Na Kanale Zero ukazał się materiał, w którym dziennikarz Robert Mazurek rozkłada na czynniki pierwsze aferę z oprogramowaniem Pegasus i porównuje ją do przeszukania domów polityków Suwerennej Polski. Chociaż nagranie powstało w piątek, to w weekend stało się viralem i wywołało awanturę w mediach społecznościowych.

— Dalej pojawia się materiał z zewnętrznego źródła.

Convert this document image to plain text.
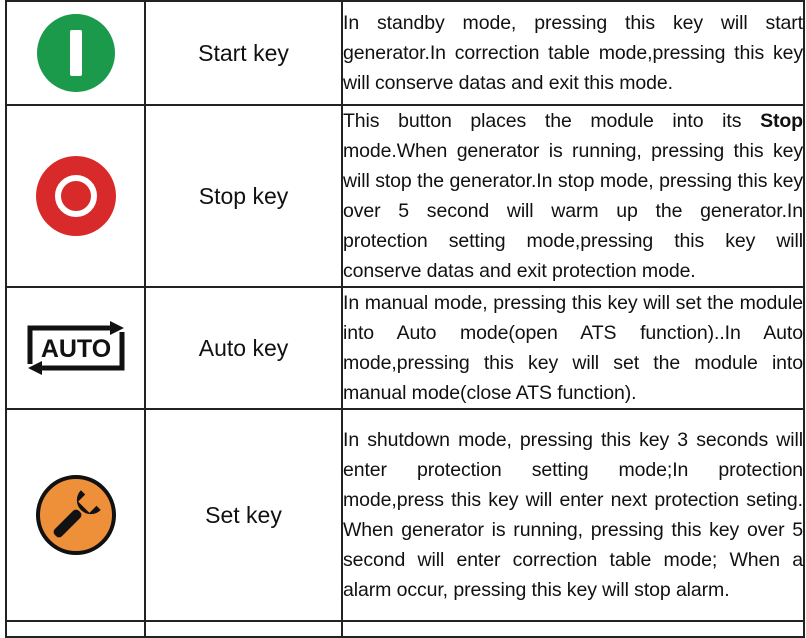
	Start key	In standby mode, pressing this key will start generator.In correction table mode,pressing this key will conserve datas and exit this mode.

	Stop key	This button places the module into its Stop mode.When generator is running, pressing this key will stop the generator.In stop mode, pressing this key over 5 second will warm up the generator.In protection setting mode,pressing this key will conserve datas and exit protection mode.

AUTO	Auto key	In manual mode, pressing this key will set the module into Auto mode(open ATS function)..In Auto mode,pressing this key will set the module into manual mode(close ATS function).

	Set key	In shutdown mode, pressing this key 3 seconds will enter protection setting mode;In protection mode,press this key will enter next protection seting. When generator is running, pressing this key over 5 second will enter correction table mode; When a alarm occur, pressing this key will stop alarm.
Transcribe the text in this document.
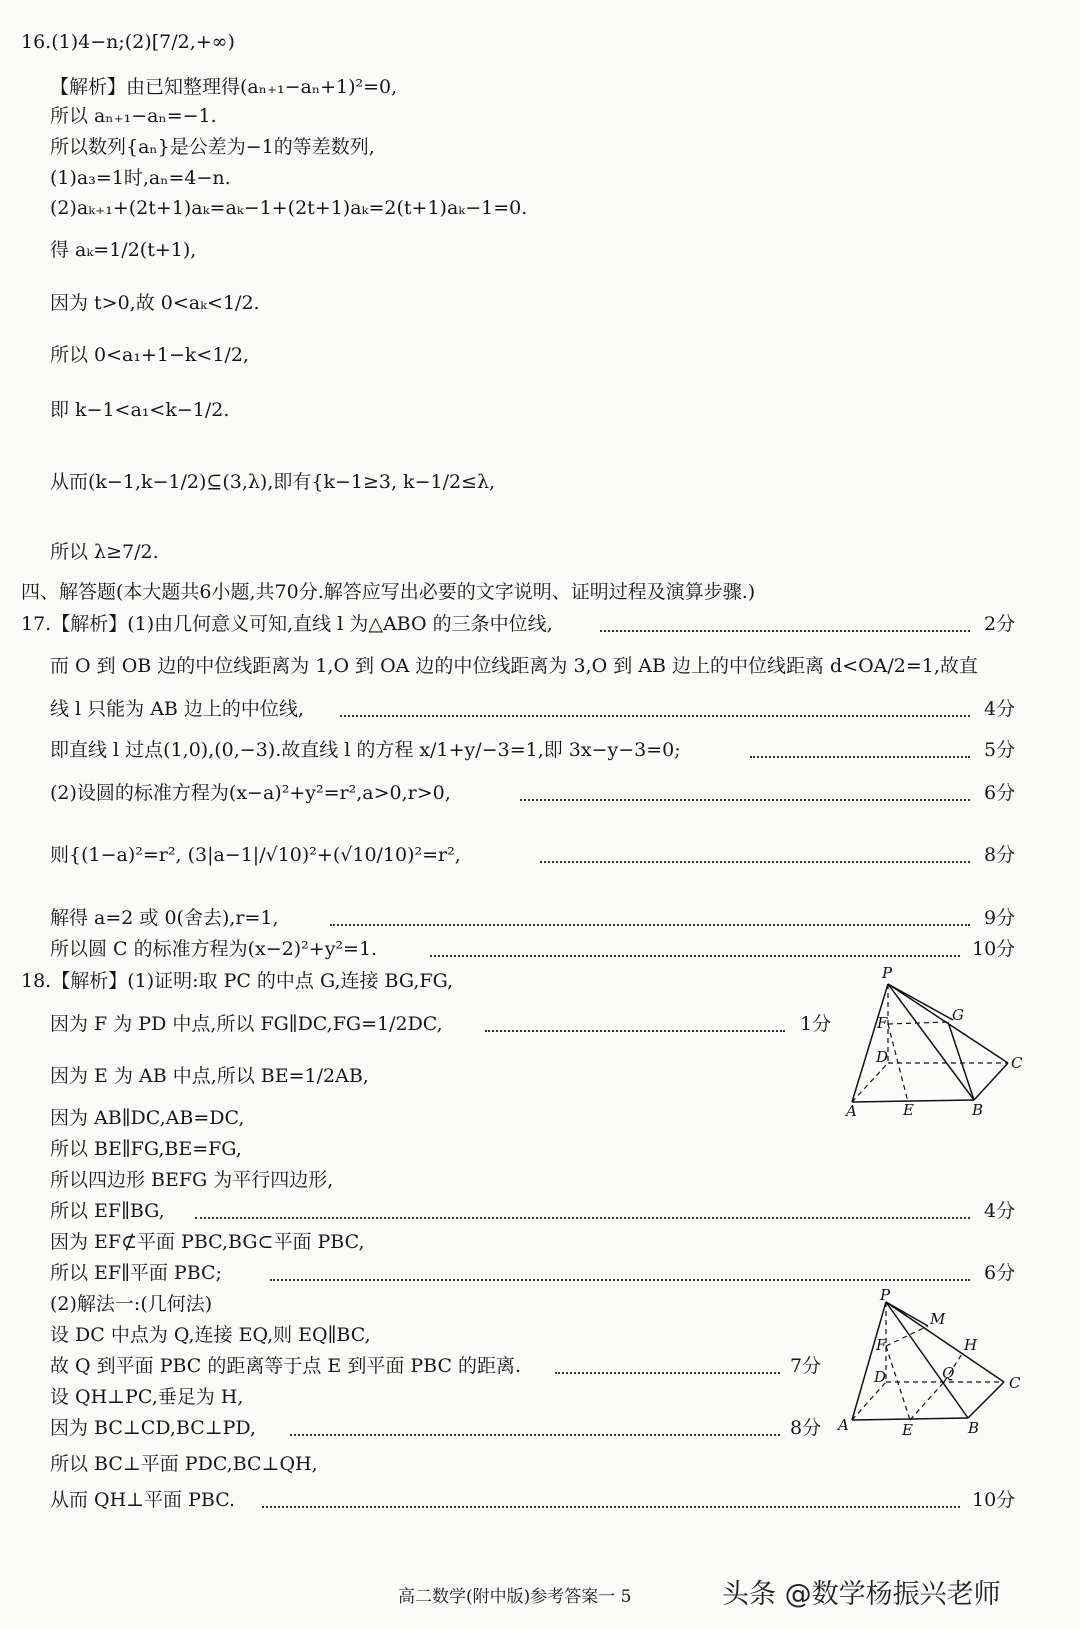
16.(1)4−n;(2)[7/2,+∞)
【解析】由已知整理得(aₙ₊₁−aₙ+1)²=0,
所以 aₙ₊₁−aₙ=−1.
所以数列{aₙ}是公差为−1的等差数列,
(1)a₃=1时,aₙ=4−n.
(2)aₖ₊₁+(2t+1)aₖ=aₖ−1+(2t+1)aₖ=2(t+1)aₖ−1=0.
得 aₖ=1/2(t+1),
因为 t>0,故 0<aₖ<1/2.
所以 0<a₁+1−k<1/2,
即 k−1<a₁<k−1/2.
从而(k−1,k−1/2)⊆(3,λ),即有{k−1≥3, k−1/2≤λ,
所以 λ≥7/2.
四、解答题(本大题共6小题,共70分.解答应写出必要的文字说明、证明过程及演算步骤.)
17.【解析】(1)由几何意义可知,直线 l 为△ABO 的三条中位线,	2分
而 O 到 OB 边的中位线距离为 1,O 到 OA 边的中位线距离为 3,O 到 AB 边上的中位线距离 d<OA/2=1,故直
线 l 只能为 AB 边上的中位线,	4分
即直线 l 过点(1,0),(0,−3).故直线 l 的方程 x/1+y/−3=1,即 3x−y−3=0;	5分
(2)设圆的标准方程为(x−a)²+y²=r²,a>0,r>0,	6分
则{(1−a)²=r², (3|a−1|/√10)²+(√10/10)²=r²,	8分
解得 a=2 或 0(舍去),r=1,	9分
所以圆 C 的标准方程为(x−2)²+y²=1.	10分
18.【解析】(1)证明:取 PC 的中点 G,连接 BG,FG,
因为 F 为 PD 中点,所以 FG∥DC,FG=1/2DC,	1分
因为 E 为 AB 中点,所以 BE=1/2AB,
因为 AB∥DC,AB=DC,
所以 BE∥FG,BE=FG,
所以四边形 BEFG 为平行四边形,
所以 EF∥BG,	4分
因为 EF⊄平面 PBC,BG⊂平面 PBC,
所以 EF∥平面 PBC;	6分
(2)解法一:(几何法)
设 DC 中点为 Q,连接 EQ,则 EQ∥BC,
故 Q 到平面 PBC 的距离等于点 E 到平面 PBC 的距离.	7分
设 QH⊥PC,垂足为 H,
因为 BC⊥CD,BC⊥PD,	8分
所以 BC⊥平面 PDC,BC⊥QH,
从而 QH⊥平面 PBC.	10分
P
G
F
D	C
A	E	B
P
M
H
F
Q
D	C
A	E	B
高二数学(附中版)参考答案一 5	头条 @数学杨振兴老师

Mazurek o Pegasusie. Jego zdaniem jest większa afera
Robert Mazurek nagrał materiał, w którym przekonuje, że Pegasus to wcale nie taka wielka afera. Jego zdaniem świadczy o tym niewielka skala podsłuchów.
- Dzisiaj słyszymy, że to było raptem 500 osób na 5 lat, wszystko za zgodą sądów, a wnioski podpisywali „nasi sędziowie”, ci „praworządni sędziowie”. To jest skala tej „afery”, chyba że chodzi o coś innego. Chyba, że chodzi o to, że nie można podsłuchiwać polityków, że nie można podsłuchiwać prezydenta Sopotu Jacka Karnowskiego, że nie można podsłuchiwać posła Krzysztofa Brejzę. Nie można i już - powiedział publicysta na nagraniu.
Dziennikarz wspomniał o wejściu służb do domów polityków
Szczególne kontrowersje wzbudziła jednak dalsza część monologu współzałożyciela Kanału Zero. Z jego wypowiedzi można wysnuć wniosek, że większą aferą od użycia Pegasusa było... przeszukanie domów polityków Suwerennej Polski pod ich nieobecność.
- Nie można podsłuchiwać polityków, podsłuchiwać ich nie można, tak? Ale wbijać im na chatę, robić kipisz bez uchylenia immunitetu, wbijać się na chatę bez udziału żadnych świadków, bez udziału ich samych, to można, tak? Bo ziobrystom to właśnie zrobiono. Wjechano im do domu, zrobiono przeszukania, to jest wszystko lege artis. Ale jeśli sąd, sędzia podpisze dokument, że można podsłuchiwać jakiegoś dżentelmena, to to jest nielegalne, to jest złe tak? Do tego chcecie nas Państwo przekonać? - stwierdził publicysta.
Mazurek wywołał burzę w sieci
Słowa publicysty wywołały w weekend żywą dyskusję w mediach społecznościowych. Politycy PiS i sprzyjający im komentatorzy oraz prawnicy przyklasnęli dziennikarzowi.
- Święte słowa Roberta Mazurka w Kanale Zero! W kwestii przeszukania w domu Ziobry podkreślmy rolę prokuratorki Marzeny Kowalskiej, szefowej zespołu śledczego, której nawet nie chciało się ruszyć na czynności wykonywane wobec byłego Prokuratora Generalnego. Taka to sumienna funkcjonariusz publiczna. Haniebne czasy, wstyd dla Rzeczypospolitej - skomentował wystąpienie dziennikarza prokurator Michał Ostrowski, który jest uważany za bliskiego współpracownika szefa Suwerennej Polski.
Natomiast część branżowych kolegów Mazurka jest niezadowolona z jego wywiadu na temat ostatnich afer, które zdominowały polską politykę.
- Mentalność Kalego w pełnej krasie. Jak Ziobryści wchodzili na chatę przeciwnikom to było cacy. Jak Ziobrystom to zbrodnia. To musi być jakieś potężne zobowiązanie inaczej tego nie widzę, bo to akademickie robienie z logiki kurtyzany! - napisał dziennikarz i publicysta Mariusz Gierej.